No, non si può liquidare Zlatan Ibrahimovic in un servo-verso: e per giunta in coda al traffico dell’ultima domenica di campionato. Ha ragione il gentile Marco Poli. Ibra è stato un fuoriclasse, metà Nureyev e metà Al Capone. Già le radici ne incarnano la vocazione. Di Malmoe, Svezia, figlio di padre bosniaco e madre croata, cresciuto nel ghetto di Rosengard, là dove si viveva per rubare e si rubava per vivere.
E’ stato di troppi, per restare di qualcuno. In ordine: Malmoe, Ajax, Juventus, Inter, Barcellona, Milan, Paris Sg, Manchester United, Los Angeles Galaxy, ancora Milan. Deve al fiuto di Raiola una carriera che non ci ha mai lasciato neutri, freddi. A spanne, Zlatan è stato la proiezione scultorea di Van Basten, un «centro» di 1,95 (per 95 chili) che, all’alba dell’avventura, considerava il gol superfluo e tutto il resto, indispensabile. Fu Capello, chez Madama, a farglielo presente. Capì. Cambiò.
Un «nove» e un «dieci» a seconda delle esigenze e delle preferenze (sue), dall’ego che la padronanza degli strumenti ha reso strabordante. Lasciò l’Inter, dopo averla rimpinzata di gol, perché aveva voglia di Champions. Avrebbe fatto meglio a restare. Con il Pep, al Barça, non legò in nulla. Troppo lontani, come religione: il parroco officiante, Guardiola, e il diacono che si sentiva papa. Nonostante quel diavolo di Messi.
Le rughe e le cicatrici lo hanno trasformato in una sorta di totem. Fu lui, Ibra, a gettare le basi dello scudetto milanista, spalleggiando Pioli e scorticando i poveri di spirito dello spogliatoio. Atleticamente, bastano le foto. Tecnicamente, basta lui: i piedi, la testa, quei volteggi e quelle torsioni che il taekwondo gli aveva incultato e affinato.
Come ogni Achille che si rispetti, aveva il suo tallone. Un fracco di trofei Mai però la Champions; e non appena dai gironi si passava alle sfide secche, ecco investirlo una sorta di nemesi, mai o quasi mai che riuscisse a forzare il destino, forse perché sbruffone o forse perché non così ferreo, di nervi, come ci piaceva pensarlo. Ispido di carattere, drastico nei giudizi e nelle giocate. Non in Champions. Là dove le responsabilità lo aspettavano al varco e, spesso, lo facevano prigioniero.

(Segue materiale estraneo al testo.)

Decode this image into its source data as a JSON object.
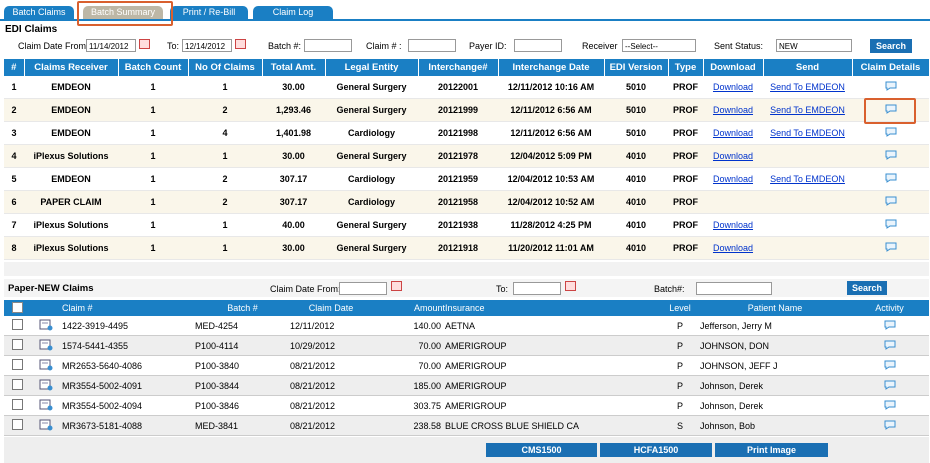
{
  "tabs": [
    "Batch Claims",
    "Batch Summary",
    "Print / Re-Bill",
    "Claim Log"
  ],
  "edi": {
    "title": "EDI Claims",
    "filters": {
      "date_from_label": "Claim Date From:",
      "date_from": "11/14/2012",
      "to_label": "To:",
      "date_to": "12/14/2012",
      "batch_label": "Batch #:",
      "claim_label": "Claim # :",
      "payer_label": "Payer ID:",
      "receiver_label": "Receiver",
      "receiver_value": "--Select--",
      "status_label": "Sent Status:",
      "status_value": "NEW",
      "search": "Search"
    },
    "headers": [
      "#",
      "Claims Receiver",
      "Batch Count",
      "No Of Claims",
      "Total Amt.",
      "Legal Entity",
      "Interchange#",
      "Interchange Date",
      "EDI Version",
      "Type",
      "Download",
      "Send",
      "Claim Details"
    ],
    "rows": [
      [
        "1",
        "EMDEON",
        "1",
        "1",
        "30.00",
        "General Surgery",
        "20122001",
        "12/11/2012 10:16 AM",
        "5010",
        "PROF",
        "Download",
        "Send To EMDEON"
      ],
      [
        "2",
        "EMDEON",
        "1",
        "2",
        "1,293.46",
        "General Surgery",
        "20121999",
        "12/11/2012 6:56 AM",
        "5010",
        "PROF",
        "Download",
        "Send To EMDEON"
      ],
      [
        "3",
        "EMDEON",
        "1",
        "4",
        "1,401.98",
        "Cardiology",
        "20121998",
        "12/11/2012 6:56 AM",
        "5010",
        "PROF",
        "Download",
        "Send To EMDEON"
      ],
      [
        "4",
        "iPlexus Solutions",
        "1",
        "1",
        "30.00",
        "General Surgery",
        "20121978",
        "12/04/2012 5:09 PM",
        "4010",
        "PROF",
        "Download",
        null
      ],
      [
        "5",
        "EMDEON",
        "1",
        "2",
        "307.17",
        "Cardiology",
        "20121959",
        "12/04/2012 10:53 AM",
        "4010",
        "PROF",
        "Download",
        "Send To EMDEON"
      ],
      [
        "6",
        "PAPER CLAIM",
        "1",
        "2",
        "307.17",
        "Cardiology",
        "20121958",
        "12/04/2012 10:52 AM",
        "4010",
        "PROF",
        null,
        null
      ],
      [
        "7",
        "iPlexus Solutions",
        "1",
        "1",
        "40.00",
        "General Surgery",
        "20121938",
        "11/28/2012 4:25 PM",
        "4010",
        "PROF",
        "Download",
        null
      ],
      [
        "8",
        "iPlexus Solutions",
        "1",
        "1",
        "30.00",
        "General Surgery",
        "20121918",
        "11/20/2012 11:01 AM",
        "4010",
        "PROF",
        "Download",
        null
      ]
    ]
  },
  "paper": {
    "title": "Paper-NEW Claims",
    "filters": {
      "date_from_label": "Claim Date From:",
      "to_label": "To:",
      "batch_label": "Batch#:",
      "search": "Search"
    },
    "headers": [
      "Claim #",
      "Batch #",
      "Claim Date",
      "Amount",
      "Insurance",
      "Level",
      "Patient Name",
      "Activity"
    ],
    "rows": [
      [
        "1422-3919-4495",
        "MED-4254",
        "12/11/2012",
        "140.00",
        "AETNA",
        "P",
        "Jefferson, Jerry M"
      ],
      [
        "1574-5441-4355",
        "P100-4114",
        "10/29/2012",
        "70.00",
        "AMERIGROUP",
        "P",
        "JOHNSON, DON"
      ],
      [
        "MR2653-5640-4086",
        "P100-3840",
        "08/21/2012",
        "70.00",
        "AMERIGROUP",
        "P",
        "JOHNSON, JEFF J"
      ],
      [
        "MR3554-5002-4091",
        "P100-3844",
        "08/21/2012",
        "185.00",
        "AMERIGROUP",
        "P",
        "Johnson, Derek"
      ],
      [
        "MR3554-5002-4094",
        "P100-3846",
        "08/21/2012",
        "303.75",
        "AMERIGROUP",
        "P",
        "Johnson, Derek"
      ],
      [
        "MR3673-5181-4088",
        "MED-3841",
        "08/21/2012",
        "238.58",
        "BLUE CROSS BLUE SHIELD CA",
        "S",
        "Johnson, Bob"
      ]
    ],
    "buttons": [
      "CMS1500",
      "HCFA1500",
      "Print Image"
    ]
  }
}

Non una mitragliatrice alla Cristiano. Non un dribblatore come Ronaldo il fenomeno. E’ stato Il cowboy che entra nel saloon sbattendo la porta e paga da bere per tutti, se gli tira. Di stagione in stagione ha allargato i confini del regno, ha invaso la moda e i modi pur di restare alla moda, ha scritto e suggerito fior di biografie. E’ diventato un marchio restando il monello che era da ragazzo, il naso come torre di controllo e la stazza di un ciber-moschettiere, adeguato ai tempi e ai templi. Felici, noi cortigiani, di poter servire un nuovo padrone.
Ci ha regalato gol in acrobazia e di destrezza, di tacco e di stacco, di piedi e di testa (non molti), gol che stappavano emozioni o moccoli in base al tifo. Ecco: era nei calci di rigore che, d’improvviso, tornava umano, fallibile. Uno di noi. Non più il noi che avevamo sognato.
In «Il segno rosso del coraggio» Stephen Crane scrive: «Un profeta serio, quando predice un’alluvione, dovrebbe essere il primo ad arrampicarsi su un albero». Ibra ne ha predette così tante, di «alluvioni», che avrebbe avuto bisogno di una foresta. Ha scelto San Siro. Una sera di giugno. In bilico perenne tra Io e Dio come sempre gli è piaciuto millantare. Un po’ bruto, a volte, mai Bruto. Era lui, Cesare. Ibra. Nascondeva lui il pugnale.
Le lacrime di San Siro sono come la pioggia che va. E ritorna il sereno: forse.